Jorge Montejo
3 de diciembre de 2025
El Gobierno federal volvió a sorprender al país con su inagotable capacidad para reinventar la política pública… en versión sobremesa. Literalmente. Su nueva estrategia para combatir el desabasto nacional consiste en instalar 500 “Farmacias del Bienestar” frente a centros de salud. ¿La innovación? Cada farmacia es, en realidad, una mesa plegable con un letrerito encima. Una obra maestra de ingeniería institucional digna de una feria escolar.
La lógica es impecable: si el medicamento no está dentro del hospital, entonces que el hospital salga a la calle. Problema resuelto. ¿Para qué reconstruir un sistema de abasto destruido, reparar la cadena de suministro o profesionalizar las compras de medicamentos, si puedes montar un mostrador portátil y fingir que todo está bajo control?
En la imagen promocional del programa aparece una trabajadora sentada detrás de un pequeño mueble blanco con estantes visibles, cada uno exhibiendo dos o tres cajas de medicamentos como si se tratara de una exposición de miniaturas. Una farmacia minimalista, ideal para un país donde el acceso a la salud también se ha vuelto minimalista. Es, sin duda, el epítome del “austericidio”: menos infraestructura, menos medicamentos, menos responsabilidad. Un logro.
El módulo, además, es multifuncional. No necesita cadena de frío, porque, ¿para qué querríamos medicinas que requieren refrigeración? No necesita inventarios complejos, porque apenas caben diez cajas. No necesita controles de seguridad, porque los medicamentos pueden vigilarse solos. Y no necesita bodegas, porque este Gobierno ha entendido algo que la ciencia nunca comprendió: los medicamentos se reproducen por magia, basta con ponerlos al sol.
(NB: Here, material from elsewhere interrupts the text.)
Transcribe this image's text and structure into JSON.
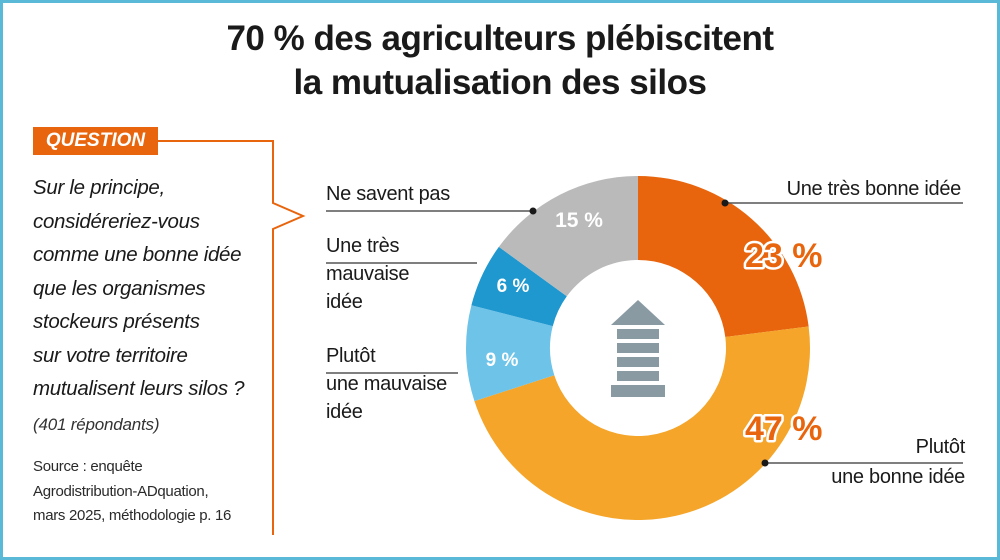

También es un avance monumental en privacidad médica. Ahora cualquier paciente puede pedir tratamiento para hipertensión, diabetes o incluso enfermedades de alto estigma… en plena banqueta, frente a coches estacionados y vecinos curiosos. Un servicio digno, pero al aire libre. Salud pública estilo picnic.
Lo más admirable es que este modelo crea un sistema de salud paralelo: si el hospital ya no puede surtir recetas, no importa, afuera hay una mesa. Si no hay medicamentos esenciales, tampoco importa, el módulo seguramente tiene algo parecido. Y si no lo tiene, pues qué le vamos a hacer, usted regrese mañana, o pasado, o cuando llegue el próximo lote de utilería.
En un país donde el Gobierno prometió tener “un sistema de salud como el de Dinamarca”, esta mesa plegable representa, sin duda, la culminación de la transformación. No del sistema… sino de las expectativas. Se nos enseñó a pedir menos, a conformarnos con menos, a normalizar lo improvisado como si fuera política pública.
El módulo no solo es una farmacia. Es una metáfora nacional: pequeño, frágil, insuficiente, y colocado justo afuera del centro de salud que debería tener todo lo que al módulo le falta. Una postal perfecta del estado actual de la salud pública en México.
Y todo por el bien del pueblo, por supuesto. Porque nada grita “bienestar” como una farmacia portátil que cabe en el maletero de un Tsuru.